Il GSE rileva il significativo incremento di piccoli impianti che hanno fatto richiesta di incentivazione in accesso diretto ai sensi del DM 23 giugno 2016 e segnala una lieve diminuzione del contatore (-45 milioni di euro), principalmente a seguito del leggero rialzo del prezzo di riferimento dell’energia elettrica.
 
Nel contatore rientrano gli oneri di incentivazione riguardanti gli impianti CIP 6 (quota rinnovabile), l’incentivo sostitutivo dei Certificati Verdi e le Tariffe Onnicomprensive (DM 18 dicembre 2008), gli impianti incentivati mediante il Conto Energia per il solare termodinamico e quelli in esercizio ai sensi del DM 6 luglio 2012 e del DM 23 giugno 2016 (FER non fotovoltaiche).
 

Conto Termico

Dal 31 maggio 2016 al 1° settembre 2017 sono arrivate al GSE circa 32.000 domande relative al Contro Termico (il meccanismo incentivante regolato dal DM 16 febbraio 2016), per un totale di 149 milioni di incentivi richiesti, di cui 71 milioni relativi a richieste di soggetti privati e 78 milioni relativi a richieste della Pubblica Amministrazione (di cui 59,2 milioni mediante prenotazione).
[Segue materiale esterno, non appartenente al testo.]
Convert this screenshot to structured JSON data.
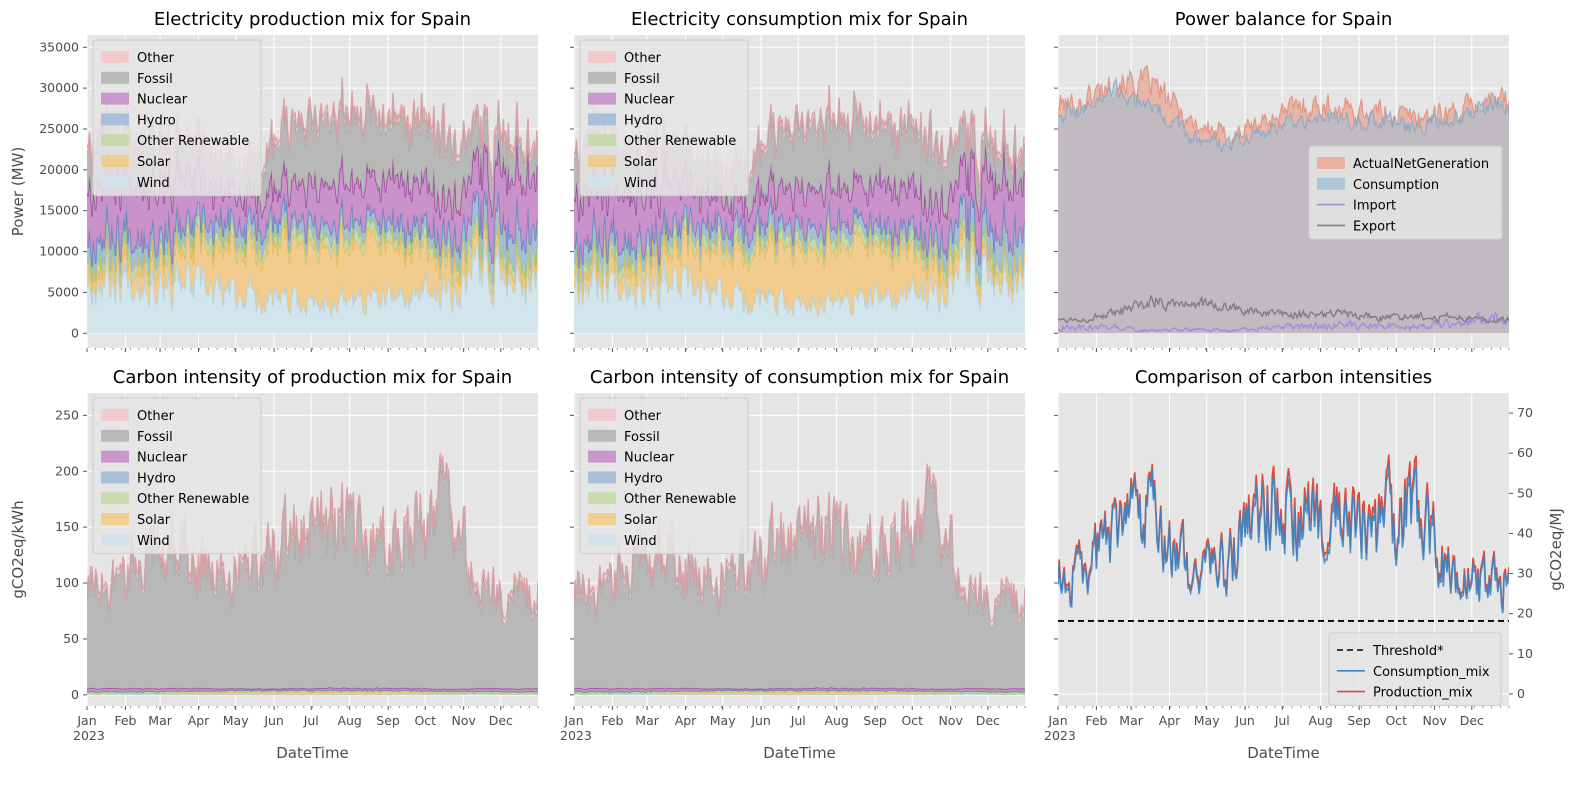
{
  "colors": {
    "background": "#e5e5e5",
    "grid": "#ffffff",
    "Other": "#f4c6c9",
    "Other_line": "#d8a1a5",
    "Fossil": "#b2b2b2",
    "Fossil_line": "#a6a6a6",
    "Nuclear": "#c58ac6",
    "Nuclear_line": "#9b3f9d",
    "Hydro": "#9dbad8",
    "Hydro_line": "#5c86be",
    "Other Renewable": "#c2d9a6",
    "Other Renewable_line": "#a6c57e",
    "Solar": "#f2c983",
    "Solar_line": "#e8b657",
    "Wind": "#cfe3ec",
    "Wind_line": "#b4d2de",
    "ActualNetGeneration": "#e8a494",
    "Consumption_fill": "#9fbfd6",
    "Import": "#9e8ee0",
    "Export": "#7f7f7f",
    "Threshold": "#000000",
    "Consumption_mix": "#3a85c7",
    "Production_mix": "#e24a33"
  },
  "x_axis": {
    "label": "DateTime",
    "months": [
      "Jan",
      "Feb",
      "Mar",
      "Apr",
      "May",
      "Jun",
      "Jul",
      "Aug",
      "Sep",
      "Oct",
      "Nov",
      "Dec"
    ],
    "year_label": "2023"
  },
  "chart_data": [
    {
      "id": "prod_mix",
      "type": "area",
      "stacked": true,
      "title": "Electricity production mix for Spain",
      "xlabel": "",
      "ylabel": "Power (MW)",
      "ylim": [
        -1800,
        36500
      ],
      "yticks": [
        0,
        5000,
        10000,
        15000,
        20000,
        25000,
        30000,
        35000
      ],
      "legend_position": "upper left",
      "legend": [
        "Other",
        "Fossil",
        "Nuclear",
        "Hydro",
        "Other Renewable",
        "Solar",
        "Wind"
      ],
      "x_months": [
        0.5,
        1.5,
        2.5,
        3.5,
        4.5,
        5.5,
        6.5,
        7.5,
        8.5,
        9.5,
        10.5,
        11.5
      ],
      "series": [
        {
          "name": "Wind",
          "values": [
            7000,
            7500,
            6200,
            5200,
            4800,
            3600,
            4200,
            4100,
            4500,
            5500,
            8000,
            7600
          ]
        },
        {
          "name": "Solar",
          "values": [
            1800,
            2600,
            3600,
            5200,
            6000,
            6800,
            7200,
            6800,
            5600,
            4000,
            1800,
            1500
          ]
        },
        {
          "name": "Other Renewable",
          "values": [
            1300,
            1300,
            1300,
            1300,
            1300,
            1300,
            1300,
            1300,
            1300,
            1300,
            1300,
            1300
          ]
        },
        {
          "name": "Hydro",
          "values": [
            2500,
            2000,
            1500,
            1500,
            1800,
            1500,
            1500,
            1300,
            1300,
            1500,
            3000,
            3000
          ]
        },
        {
          "name": "Nuclear",
          "values": [
            6800,
            6800,
            6400,
            4200,
            3200,
            4300,
            5200,
            4600,
            5500,
            4300,
            6200,
            6600
          ]
        },
        {
          "name": "Fossil",
          "values": [
            5600,
            4700,
            3600,
            3200,
            3600,
            7000,
            7700,
            7700,
            6800,
            7600,
            3800,
            3500
          ]
        },
        {
          "name": "Other",
          "values": [
            700,
            700,
            700,
            700,
            700,
            700,
            700,
            700,
            700,
            700,
            700,
            700
          ]
        }
      ]
    },
    {
      "id": "cons_mix",
      "type": "area",
      "stacked": true,
      "title": "Electricity consumption mix for Spain",
      "xlabel": "",
      "ylabel": "",
      "ylim": [
        -1800,
        36500
      ],
      "yticks": [
        0,
        5000,
        10000,
        15000,
        20000,
        25000,
        30000,
        35000
      ],
      "legend_position": "upper left",
      "legend": [
        "Other",
        "Fossil",
        "Nuclear",
        "Hydro",
        "Other Renewable",
        "Solar",
        "Wind"
      ],
      "x_months": [
        0.5,
        1.5,
        2.5,
        3.5,
        4.5,
        5.5,
        6.5,
        7.5,
        8.5,
        9.5,
        10.5,
        11.5
      ],
      "series": [
        {
          "name": "Wind",
          "values": [
            7000,
            7400,
            6100,
            5100,
            4700,
            3500,
            4100,
            4000,
            4400,
            5400,
            7900,
            7500
          ]
        },
        {
          "name": "Solar",
          "values": [
            1700,
            2500,
            3500,
            5000,
            5800,
            6600,
            7000,
            6600,
            5400,
            3900,
            1700,
            1400
          ]
        },
        {
          "name": "Other Renewable",
          "values": [
            1300,
            1300,
            1300,
            1300,
            1300,
            1300,
            1300,
            1300,
            1300,
            1300,
            1300,
            1300
          ]
        },
        {
          "name": "Hydro",
          "values": [
            2400,
            1900,
            1500,
            1500,
            1700,
            1500,
            1500,
            1300,
            1300,
            1500,
            2900,
            2900
          ]
        },
        {
          "name": "Nuclear",
          "values": [
            6300,
            6300,
            6000,
            4000,
            3000,
            4100,
            4900,
            4300,
            5200,
            4100,
            5800,
            6200
          ]
        },
        {
          "name": "Fossil",
          "values": [
            5400,
            4600,
            3500,
            3100,
            3500,
            6800,
            7500,
            7500,
            6600,
            7300,
            3700,
            3400
          ]
        },
        {
          "name": "Other",
          "values": [
            700,
            700,
            700,
            700,
            700,
            700,
            700,
            700,
            700,
            700,
            700,
            700
          ]
        }
      ]
    },
    {
      "id": "balance",
      "type": "area",
      "title": "Power balance for Spain",
      "xlabel": "",
      "ylabel": "",
      "ylim": [
        -1800,
        36500
      ],
      "legend_position": "center right",
      "legend": [
        "ActualNetGeneration",
        "Consumption",
        "Import",
        "Export"
      ],
      "x_months": [
        0.5,
        1.5,
        2.5,
        3.5,
        4.5,
        5.5,
        6.5,
        7.5,
        8.5,
        9.5,
        10.5,
        11.5
      ],
      "series": [
        {
          "name": "ActualNetGeneration",
          "values": [
            28000,
            31000,
            30500,
            26000,
            24000,
            26000,
            28000,
            27500,
            27000,
            26500,
            27000,
            28500
          ]
        },
        {
          "name": "Consumption",
          "values": [
            27000,
            29500,
            28000,
            24000,
            23000,
            24500,
            26500,
            26000,
            26000,
            25000,
            26500,
            28000
          ]
        },
        {
          "name": "Import",
          "values": [
            700,
            700,
            300,
            500,
            400,
            600,
            900,
            1000,
            900,
            800,
            1300,
            1800
          ]
        },
        {
          "name": "Export",
          "values": [
            1700,
            2300,
            3900,
            3800,
            3200,
            2300,
            2300,
            2300,
            1900,
            2100,
            2000,
            1600
          ]
        }
      ]
    },
    {
      "id": "ci_prod",
      "type": "area",
      "stacked": true,
      "title": "Carbon intensity of production mix for Spain",
      "xlabel": "DateTime",
      "ylabel": "gCO2eq/kWh",
      "ylim": [
        -10,
        270
      ],
      "yticks": [
        0,
        50,
        100,
        150,
        200,
        250
      ],
      "legend_position": "upper left",
      "legend": [
        "Other",
        "Fossil",
        "Nuclear",
        "Hydro",
        "Other Renewable",
        "Solar",
        "Wind"
      ],
      "x_months": [
        0.5,
        1.5,
        2.5,
        3.5,
        4.5,
        5.5,
        6.5,
        7.5,
        8.5,
        9.5,
        10.5,
        11.5
      ],
      "series": [
        {
          "name": "Wind",
          "values": [
            0.6,
            0.6,
            0.5,
            0.4,
            0.4,
            0.3,
            0.3,
            0.3,
            0.4,
            0.4,
            0.7,
            0.6
          ]
        },
        {
          "name": "Solar",
          "values": [
            0.6,
            0.8,
            1.2,
            1.7,
            2.0,
            2.1,
            2.2,
            2.1,
            1.8,
            1.3,
            0.6,
            0.5
          ]
        },
        {
          "name": "Other Renewable",
          "values": [
            1.3,
            1.3,
            1.3,
            1.3,
            1.3,
            1.3,
            1.3,
            1.3,
            1.3,
            1.3,
            1.3,
            1.3
          ]
        },
        {
          "name": "Hydro",
          "values": [
            0.4,
            0.3,
            0.3,
            0.3,
            0.3,
            0.3,
            0.3,
            0.2,
            0.2,
            0.3,
            0.5,
            0.5
          ]
        },
        {
          "name": "Nuclear",
          "values": [
            2.8,
            2.6,
            2.4,
            1.8,
            1.4,
            1.7,
            2.0,
            1.8,
            2.1,
            1.8,
            2.5,
            2.6
          ]
        },
        {
          "name": "Fossil",
          "values": [
            88,
            122,
            119,
            100,
            108,
            137,
            149,
            128,
            135,
            168,
            84,
            82
          ]
        },
        {
          "name": "Other",
          "values": [
            5,
            5,
            5,
            5,
            5,
            5,
            5,
            5,
            5,
            5,
            5,
            5
          ]
        }
      ]
    },
    {
      "id": "ci_cons",
      "type": "area",
      "stacked": true,
      "title": "Carbon intensity of consumption mix for Spain",
      "xlabel": "DateTime",
      "ylabel": "",
      "ylim": [
        -10,
        270
      ],
      "yticks": [
        0,
        50,
        100,
        150,
        200,
        250
      ],
      "legend_position": "upper left",
      "legend": [
        "Other",
        "Fossil",
        "Nuclear",
        "Hydro",
        "Other Renewable",
        "Solar",
        "Wind"
      ],
      "x_months": [
        0.5,
        1.5,
        2.5,
        3.5,
        4.5,
        5.5,
        6.5,
        7.5,
        8.5,
        9.5,
        10.5,
        11.5
      ],
      "series": [
        {
          "name": "Wind",
          "values": [
            0.6,
            0.6,
            0.5,
            0.4,
            0.4,
            0.3,
            0.3,
            0.3,
            0.4,
            0.4,
            0.7,
            0.6
          ]
        },
        {
          "name": "Solar",
          "values": [
            0.6,
            0.8,
            1.2,
            1.7,
            2.0,
            2.1,
            2.2,
            2.1,
            1.8,
            1.3,
            0.6,
            0.5
          ]
        },
        {
          "name": "Other Renewable",
          "values": [
            1.3,
            1.3,
            1.3,
            1.3,
            1.3,
            1.3,
            1.3,
            1.3,
            1.3,
            1.3,
            1.3,
            1.3
          ]
        },
        {
          "name": "Hydro",
          "values": [
            0.4,
            0.3,
            0.3,
            0.3,
            0.3,
            0.3,
            0.3,
            0.2,
            0.2,
            0.3,
            0.5,
            0.5
          ]
        },
        {
          "name": "Nuclear",
          "values": [
            2.8,
            2.6,
            2.4,
            1.8,
            1.4,
            1.7,
            2.0,
            1.8,
            2.1,
            1.8,
            2.5,
            2.6
          ]
        },
        {
          "name": "Fossil",
          "values": [
            84,
            116,
            114,
            95,
            102,
            131,
            142,
            122,
            130,
            160,
            80,
            78
          ]
        },
        {
          "name": "Other",
          "values": [
            5,
            5,
            5,
            5,
            5,
            5,
            5,
            5,
            5,
            5,
            5,
            5
          ]
        }
      ]
    },
    {
      "id": "compare",
      "type": "line",
      "title": "Comparison of carbon intensities",
      "xlabel": "DateTime",
      "ylabel": "",
      "ylabel_right": "gCO2eq/MJ",
      "ylim": [
        -3,
        75
      ],
      "yticks": [
        0,
        10,
        20,
        30,
        40,
        50,
        60,
        70
      ],
      "legend_position": "lower right",
      "legend": [
        "Threshold*",
        "Consumption_mix",
        "Production_mix"
      ],
      "threshold": 18.2,
      "x_months": [
        0.5,
        1.5,
        2.5,
        3.5,
        4.5,
        5.5,
        6.5,
        7.5,
        8.5,
        9.5,
        10.5,
        11.5
      ],
      "series": [
        {
          "name": "Consumption_mix",
          "values": [
            28,
            40,
            44,
            30,
            32,
            45,
            42,
            40,
            42,
            46,
            27,
            27
          ]
        },
        {
          "name": "Production_mix",
          "values": [
            29,
            41,
            45,
            31,
            33,
            47,
            44,
            42,
            44,
            48,
            28,
            28
          ]
        }
      ]
    }
  ]
}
Invece, dall’avvio del meccanismo al 1° settembre 2017, risultano ammesse all’incentivo circa 47.500 richieste, per un totale di circa 172 milioni di euro di incentivi impegnati, di cui 152 in accesso diretto. Complessivamente, 122 milioni sono afferenti a interventi effettuati da privati e circa 50 milioni a quelli realizzati dalle PA (di cui 19 mln mediante prenotazione).

Limitatamente agli incentivi riconosciuti in accesso diretto, l’impegno di spesa annua cumulata per il 2017 è di 74,3 milioni di euro, di cui 59,8 per i privati e 14,5 per le PA mentre, per il 2018, è di 10,8 milioni, di cui 9,5 per i privati e 1,3 per le PA. 

L’impegno di spesa annua riferibile agli incentivi richiesti mediante prenotazione è determinato all’avvio lavori, per la quota di acconto, e alla loro conclusione per il saldo.